(Marco Emanuele)
Nessuno può negare che la Cina rappresenti una sfida in vari campi. Ma la sfida non si svolge e non si risolve più nell’arena novecentesca.
Eppure, dentro un mondo in radicale trasformazione, l’Occidente (Stati Uniti in testa), pur mantenendo attivi canali di relazione, continua a ragionare in termini di netta separazione tra sistemi democratici e sistemi autocratici. Mentre, economie docet, l’interrelazione è un fatto.
Interpreti di un mondo che non c’è più, le classi dirigenti occidentali vivono in difesa. Nel condividere la necessità di ri-vitalizzare i sistemi democratici, auto-ingannati da una presunta ‘fine della storia’ che li ha resi protagonisti di una illusoria centralità, ogni sistema ‘fa il suo gioco’. E’ in atto, infatti, una gigantesca ri-composizione dei rapporti di potere.
Vi sono poche evidenze d’ ‘intelligenza geostrategica’ ma si vede in giro molta miopia. Nel ‘nostro’ mondo occidentale, il gioco preferito è immunizzarsi, non rilanciare nuove visioni storiche. Così, lo sanno anche le classi dirigenti, il futuro rischia di essere segnato in negativo.
Per uscire dalla miopia, proponiamo di lavorare a un grande tavolo per la ‘sostenibilità sistemica’. Occorre rilanciare i dialoghi, avere il coraggio della Storia. Il problema non è se i singoli Paesi democratici mantengono relazioni più o meno ampie con Paesi autocratici ma se vi è, ragionando da Occidente, la ‘consapevolezza geostrategica’ che la strada sostenibile è quella di un ‘multi-bi-lateralismo’ realistico. G7 e G20 non funzionano come si vorrebbe mentre i BRICS, tra molte contraddizioni, cercano di consolidarsi in un effettivo coordinamento.
Forse in Occidente dovremmo conoscere, provare ad ascoltare i ‘segni dei tempi’ e avere il coraggio dell’auto-critica. Per essere davvero democratici e credibili agli occhi di un elettorato che subisce la Storia e che legge, nelle classi dirigenti, una pericolosa miopia.
(English version)
No one can deny that China represents a challenge in various fields. But the challenge no longer takes place and is no longer resolved in the twentieth-century arena.

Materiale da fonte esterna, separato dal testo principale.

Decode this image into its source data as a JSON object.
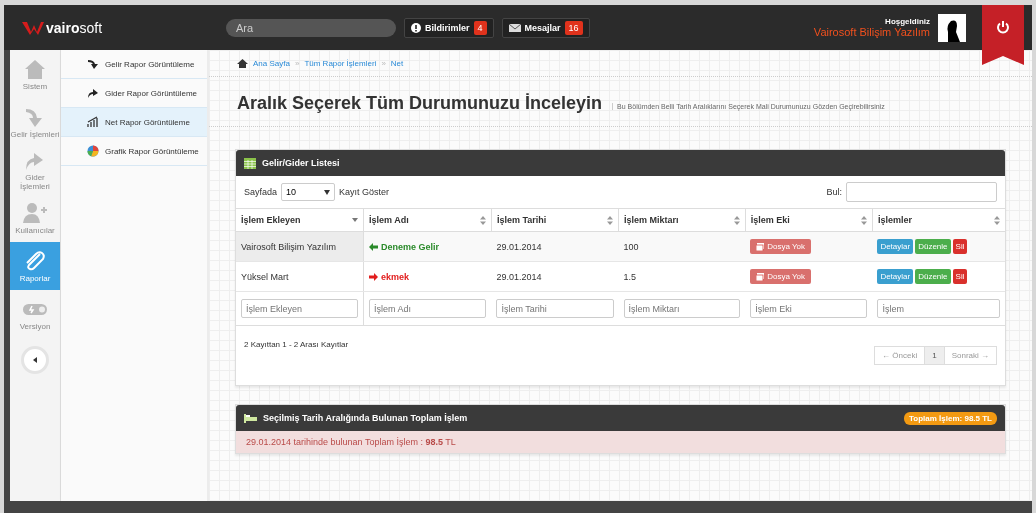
{
  "topbar": {
    "brand_bold": "vairo",
    "brand_light": "soft",
    "search": {
      "placeholder": "Ara"
    },
    "notifications": {
      "label": "Bildirimler",
      "count": "4"
    },
    "messages": {
      "label": "Mesajlar",
      "count": "16"
    },
    "welcome": "Hoşgeldiniz",
    "user": "Vairosoft Bilişim Yazılım"
  },
  "sidebar": {
    "items": [
      {
        "label": "Sistem",
        "selected": false
      },
      {
        "label": "Gelir İşlemleri",
        "selected": false
      },
      {
        "label": "Gider İşlemleri",
        "selected": false
      },
      {
        "label": "Kullanıcılar",
        "selected": false
      },
      {
        "label": "Raporlar",
        "selected": true
      },
      {
        "label": "Versiyon",
        "selected": false
      }
    ]
  },
  "submenu": {
    "items": [
      {
        "label": "Gelir Rapor Görüntüleme",
        "selected": false
      },
      {
        "label": "Gider Rapor Görüntüleme",
        "selected": false
      },
      {
        "label": "Net Rapor Görüntüleme",
        "selected": true
      },
      {
        "label": "Grafik Rapor Görüntüleme",
        "selected": false
      }
    ]
  },
  "breadcrumb": {
    "separator": "»",
    "items": [
      "Ana Sayfa",
      "Tüm Rapor İşlemleri",
      "Net"
    ]
  },
  "page_title": "Aralık Seçerek Tüm Durumunuzu İnceleyin",
  "page_subtitle": "Bu Bölümden Belli Tarih Aralıklarını Seçerek Mali Durumunuzu Gözden Geçirebilirsiniz",
  "list_panel": {
    "title": "Gelir/Gider Listesi",
    "page_size_prefix": "Sayfada",
    "page_size": "10",
    "page_size_suffix": "Kayıt Göster",
    "find_label": "Bul:",
    "columns": [
      "İşlem Ekleyen",
      "İşlem Adı",
      "İşlem Tarihi",
      "İşlem Miktarı",
      "İşlem Eki",
      "İşlemler"
    ],
    "rows": [
      {
        "user": "Vairosoft Bilişim Yazılım",
        "name": "Deneme Gelir",
        "kind": "income",
        "date": "29.01.2014",
        "amount": "100",
        "attachment": "Dosya Yok",
        "actions": [
          "Detaylar",
          "Düzenle",
          "Sil"
        ]
      },
      {
        "user": "Yüksel Mart",
        "name": "ekmek",
        "kind": "expense",
        "date": "29.01.2014",
        "amount": "1.5",
        "attachment": "Dosya Yok",
        "actions": [
          "Detaylar",
          "Düzenle",
          "Sil"
        ]
      }
    ],
    "filters": [
      {
        "placeholder": "İşlem Ekleyen"
      },
      {
        "placeholder": "İşlem Adı"
      },
      {
        "placeholder": "İşlem Tarihi"
      },
      {
        "placeholder": "İşlem Miktarı"
      },
      {
        "placeholder": "İşlem Eki"
      },
      {
        "placeholder": "İşlem"
      }
    ],
    "info": "2 Kayıttan 1 - 2 Arası Kayıtlar",
    "pagination": [
      {
        "label": "← Önceki",
        "selected": false
      },
      {
        "label": "1",
        "selected": true
      },
      {
        "label": "Sonraki →",
        "selected": false
      }
    ]
  },
  "summary_panel": {
    "title": "Seçilmiş Tarih Aralığında Bulunan Toplam İşlem",
    "badge": "Toplam İşlem: 98.5 TL",
    "message": "29.01.2014 tarihinde bulunan Toplam İşlem : **98.5** TL"
  }
}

Yet, within a world in radical transformation, the West (United States in the lead), while maintaining active channels of relationship, continues to think in terms of separation between democratic and autocratic systems. While, economics docet, the interrelation is a fact.
Interpreters of a world that no longer exists, the Western ruling classes live on defense. In sharing the need to re-vitalise democratic systems, self-deceived by an alleged ‘end of History’ which has made them protagonists of an illusory centrality, each system ‘plays its own game’. In fact, a gigantic re-composition of power relations is underway.
There is little evidence of ‘geostrategic intelligence’ but there is a lot of shortsightedness around. In ‘our’ Western world, the favorite game is to immunize oneself, not to relaunch new historical visions. Thus, even the ruling classes know, the future risks being negatively marked.
To escape myopia, we propose to work at a large table for ‘systemic sustainability’. We need to relaunch dialogues, have the courage of History. The problem is not whether individual democratic countries maintain more or less extensive relations with autocratic countries but whether there is, reasoning from the West, the ‘geostrategic awareness’ that the sustainable path is that of a realistic ‘multi-bi-lateralism’. The G7 and G20 do not function as we would like while the BRICS, amidst many contradictions, are trying to consolidate themselves into effective coordination.
Perhaps in the West we should know, try to listen to the ‘signs of the times’ and have the courage to self-criticize. To be truly democratic and credible in the eyes of an electorate that is subjected to History and that sees a dangerous myopia in the ruling classes.